The camp came under worldwide condemnation after it opened more than four years ago, when pictures showed prisoners kneeling, shackled and being herded into wire cages. It intensified with reports of heavy- handed interrogations, hunger strikes and suicides.
High-Value Detainees Will Be Given Prisoner-of-War Status
http://abcnews.go.com/International/story?id=2400470
ABC News has learned that President Bush will announce that high-value detainees now being held at secret CIA prisons will be transferred to the Department of Defense and granted protections under the 1949 Geneva Conventions. It will be the first time the Administration publicly acknowledges the existence of the prisons.
A source familiar with the president's announcement says it will apply to all prisoners now being held by the CIA, including Khalid Sheikh Mohammed, the alleged mastermind of the Sept.11 attacks, and senior al Qaeda leader Ramzi Binalshibh.
The source says there are "about a dozen" prisoners now being held by the CIA.
Until now, the U.S. government has not officially acknowledged the existence of CIA prisons.
The Bush administration has come under harsh criticism for its handling of detainees captured in the U.S.-led military campaign to root out al Qaeda terror cells abroad.
Many detainees have been given the legal status of "enemy combatant," which includes both lawful enemy combatants and unlawful enemy combatants.
In an afternoon address, President Bush defended the aim of the secret program without specifically addressing controversial interrogation techniques first reported in November 2005 by ABC News' chief investigative correspondent, Brian Ross. The administration has c come under criticism not only for the secret detentions, but for the alleged psychological and physical stresses used on prisoners during interrogations.
While the prisoners were detained they were exposed to "Enhanced Interrogation Techniques" instituted in mid-March 2002 . The techniques were used on 14 top al Qaeda targets incarcerated in isolation at secret locations on military bases in regions from Asia to Eastern Europe. According to the sources, only a handful of CIA interrogators are trained and authorized to use the techniques, which include slapping and scare tactics.
One of the techniques, "water-boarding," involved pouring water over the victim to make them feel as if they were drowning, a maneuver that often resulted in a confession within a few seconds. "The person believes they are being killed, and as such, it really amounts to a mock execution, which is illegal under international law," said John Sifton of Human Rights Watch.
In Dec. 2005, CIA closed prisons in Poland and Romania had been closed due to Human Rights Watch reports. Since then, the locations of the prisons have been secret and the government has all but denied their existence.
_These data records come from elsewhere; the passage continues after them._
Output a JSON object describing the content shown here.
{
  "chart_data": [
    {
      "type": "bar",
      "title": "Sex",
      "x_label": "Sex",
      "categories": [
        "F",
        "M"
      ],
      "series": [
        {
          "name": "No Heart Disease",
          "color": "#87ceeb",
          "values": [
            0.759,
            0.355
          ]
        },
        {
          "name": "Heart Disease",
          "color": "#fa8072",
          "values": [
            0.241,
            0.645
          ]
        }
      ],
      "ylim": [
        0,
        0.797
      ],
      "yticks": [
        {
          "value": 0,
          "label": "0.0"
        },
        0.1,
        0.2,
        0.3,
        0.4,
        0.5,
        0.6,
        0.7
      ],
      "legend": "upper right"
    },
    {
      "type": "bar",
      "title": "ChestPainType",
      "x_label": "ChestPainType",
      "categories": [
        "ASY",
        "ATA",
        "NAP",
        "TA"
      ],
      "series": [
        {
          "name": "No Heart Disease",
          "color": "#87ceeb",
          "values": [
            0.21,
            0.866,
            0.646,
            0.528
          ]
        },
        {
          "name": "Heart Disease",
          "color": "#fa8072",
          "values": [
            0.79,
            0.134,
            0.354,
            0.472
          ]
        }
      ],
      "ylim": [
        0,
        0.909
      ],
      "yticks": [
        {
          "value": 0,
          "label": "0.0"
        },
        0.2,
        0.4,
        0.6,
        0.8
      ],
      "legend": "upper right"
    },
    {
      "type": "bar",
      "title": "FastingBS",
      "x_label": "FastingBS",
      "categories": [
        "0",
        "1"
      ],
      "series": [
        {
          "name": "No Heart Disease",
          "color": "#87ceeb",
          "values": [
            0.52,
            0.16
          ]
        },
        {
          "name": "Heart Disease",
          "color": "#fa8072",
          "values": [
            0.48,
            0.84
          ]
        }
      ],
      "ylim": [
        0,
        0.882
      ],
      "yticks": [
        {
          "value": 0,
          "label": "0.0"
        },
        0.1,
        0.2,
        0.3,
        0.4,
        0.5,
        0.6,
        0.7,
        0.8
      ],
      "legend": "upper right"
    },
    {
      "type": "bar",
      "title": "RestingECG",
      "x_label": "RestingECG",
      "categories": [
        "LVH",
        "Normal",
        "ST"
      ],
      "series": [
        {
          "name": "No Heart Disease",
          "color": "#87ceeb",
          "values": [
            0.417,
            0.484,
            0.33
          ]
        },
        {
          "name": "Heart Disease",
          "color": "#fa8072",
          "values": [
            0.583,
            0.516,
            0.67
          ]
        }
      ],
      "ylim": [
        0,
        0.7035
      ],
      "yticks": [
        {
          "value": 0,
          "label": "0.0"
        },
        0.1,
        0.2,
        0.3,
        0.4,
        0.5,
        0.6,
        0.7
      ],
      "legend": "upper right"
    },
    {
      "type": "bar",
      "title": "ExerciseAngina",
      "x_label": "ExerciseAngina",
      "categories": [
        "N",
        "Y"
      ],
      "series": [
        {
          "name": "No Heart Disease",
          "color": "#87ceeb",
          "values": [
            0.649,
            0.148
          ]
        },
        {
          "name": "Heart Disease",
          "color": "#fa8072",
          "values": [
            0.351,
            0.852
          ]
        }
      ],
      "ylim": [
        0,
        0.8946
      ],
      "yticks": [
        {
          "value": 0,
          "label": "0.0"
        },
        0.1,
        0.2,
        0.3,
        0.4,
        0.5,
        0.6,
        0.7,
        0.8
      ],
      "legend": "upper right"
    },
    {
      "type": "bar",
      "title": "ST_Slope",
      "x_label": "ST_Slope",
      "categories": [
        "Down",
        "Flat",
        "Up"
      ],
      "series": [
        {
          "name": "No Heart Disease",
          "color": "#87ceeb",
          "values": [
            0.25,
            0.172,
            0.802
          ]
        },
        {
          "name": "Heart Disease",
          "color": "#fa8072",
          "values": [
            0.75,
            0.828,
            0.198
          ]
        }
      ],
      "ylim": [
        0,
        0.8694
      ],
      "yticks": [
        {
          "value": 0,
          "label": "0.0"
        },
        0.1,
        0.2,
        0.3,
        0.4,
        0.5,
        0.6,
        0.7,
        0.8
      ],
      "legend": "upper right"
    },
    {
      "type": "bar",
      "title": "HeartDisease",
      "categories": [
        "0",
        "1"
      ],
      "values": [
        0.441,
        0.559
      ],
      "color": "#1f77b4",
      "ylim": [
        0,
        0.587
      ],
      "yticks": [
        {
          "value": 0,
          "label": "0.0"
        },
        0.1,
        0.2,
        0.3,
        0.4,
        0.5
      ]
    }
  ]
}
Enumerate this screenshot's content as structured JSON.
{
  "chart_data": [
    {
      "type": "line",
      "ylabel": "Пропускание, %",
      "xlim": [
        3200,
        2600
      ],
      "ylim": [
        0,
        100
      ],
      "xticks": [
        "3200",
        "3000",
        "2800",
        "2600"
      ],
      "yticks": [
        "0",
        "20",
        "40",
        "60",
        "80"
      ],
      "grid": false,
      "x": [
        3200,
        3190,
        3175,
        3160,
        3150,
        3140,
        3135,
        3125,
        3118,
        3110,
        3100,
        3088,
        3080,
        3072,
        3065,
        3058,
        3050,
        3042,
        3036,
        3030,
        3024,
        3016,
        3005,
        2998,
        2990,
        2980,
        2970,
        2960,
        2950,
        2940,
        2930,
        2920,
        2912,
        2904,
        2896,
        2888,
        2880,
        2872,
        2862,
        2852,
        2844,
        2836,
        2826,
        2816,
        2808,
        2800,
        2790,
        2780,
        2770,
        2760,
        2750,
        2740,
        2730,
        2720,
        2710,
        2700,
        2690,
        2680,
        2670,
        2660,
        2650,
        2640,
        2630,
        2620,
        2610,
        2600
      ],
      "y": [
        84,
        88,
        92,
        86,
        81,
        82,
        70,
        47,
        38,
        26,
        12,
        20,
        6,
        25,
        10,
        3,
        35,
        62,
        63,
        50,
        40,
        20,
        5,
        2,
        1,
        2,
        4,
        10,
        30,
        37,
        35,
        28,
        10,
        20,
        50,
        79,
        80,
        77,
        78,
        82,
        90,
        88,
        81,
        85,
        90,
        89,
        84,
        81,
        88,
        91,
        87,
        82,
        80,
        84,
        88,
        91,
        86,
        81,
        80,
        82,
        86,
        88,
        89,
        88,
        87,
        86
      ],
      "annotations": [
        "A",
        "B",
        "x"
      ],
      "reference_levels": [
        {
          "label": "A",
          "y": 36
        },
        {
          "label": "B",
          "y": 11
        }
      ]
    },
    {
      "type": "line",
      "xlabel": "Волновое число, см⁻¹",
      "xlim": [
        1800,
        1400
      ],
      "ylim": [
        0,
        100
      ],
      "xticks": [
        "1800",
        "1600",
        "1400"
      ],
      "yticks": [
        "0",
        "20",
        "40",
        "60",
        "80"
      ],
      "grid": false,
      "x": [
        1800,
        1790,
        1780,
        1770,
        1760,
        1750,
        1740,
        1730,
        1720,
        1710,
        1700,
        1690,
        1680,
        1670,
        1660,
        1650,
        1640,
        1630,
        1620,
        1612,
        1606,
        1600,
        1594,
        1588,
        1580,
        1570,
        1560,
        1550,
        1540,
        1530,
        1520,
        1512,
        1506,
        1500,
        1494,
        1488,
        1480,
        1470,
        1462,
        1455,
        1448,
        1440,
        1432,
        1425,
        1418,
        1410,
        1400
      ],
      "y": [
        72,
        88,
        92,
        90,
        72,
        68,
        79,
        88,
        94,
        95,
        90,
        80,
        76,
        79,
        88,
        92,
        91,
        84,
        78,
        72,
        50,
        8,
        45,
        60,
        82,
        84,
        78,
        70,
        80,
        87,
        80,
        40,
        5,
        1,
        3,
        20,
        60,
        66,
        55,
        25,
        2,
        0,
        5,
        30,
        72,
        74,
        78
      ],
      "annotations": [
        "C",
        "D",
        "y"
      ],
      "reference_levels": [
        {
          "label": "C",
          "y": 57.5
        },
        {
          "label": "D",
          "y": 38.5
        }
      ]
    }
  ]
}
The prisoners will be transferred to Guantanamo Bay Base, where they will receive the rights guaranteed them under international law through the Geneva Conventions. In late June, the Supreme Court issued a decision blocking military tribunals for detainees. A major rebuke to the Bush administration, the justices ruled that the president first needed the approval of Congress before ordering prisoners to be tried for war crimes.
The decision forced the administration to reconsider the legal battle against the prisoners, and made their future uncertain. The recently acknowledged al Qaeda prisoners recently transferred and held in the custody of the Department of Defense will be covered by this ruling as well.
As soon as Congress approves his request, the men suspected of orchestrating the Sept. 11 attacks on the World Trade Towers in 2001 will be prosecuted.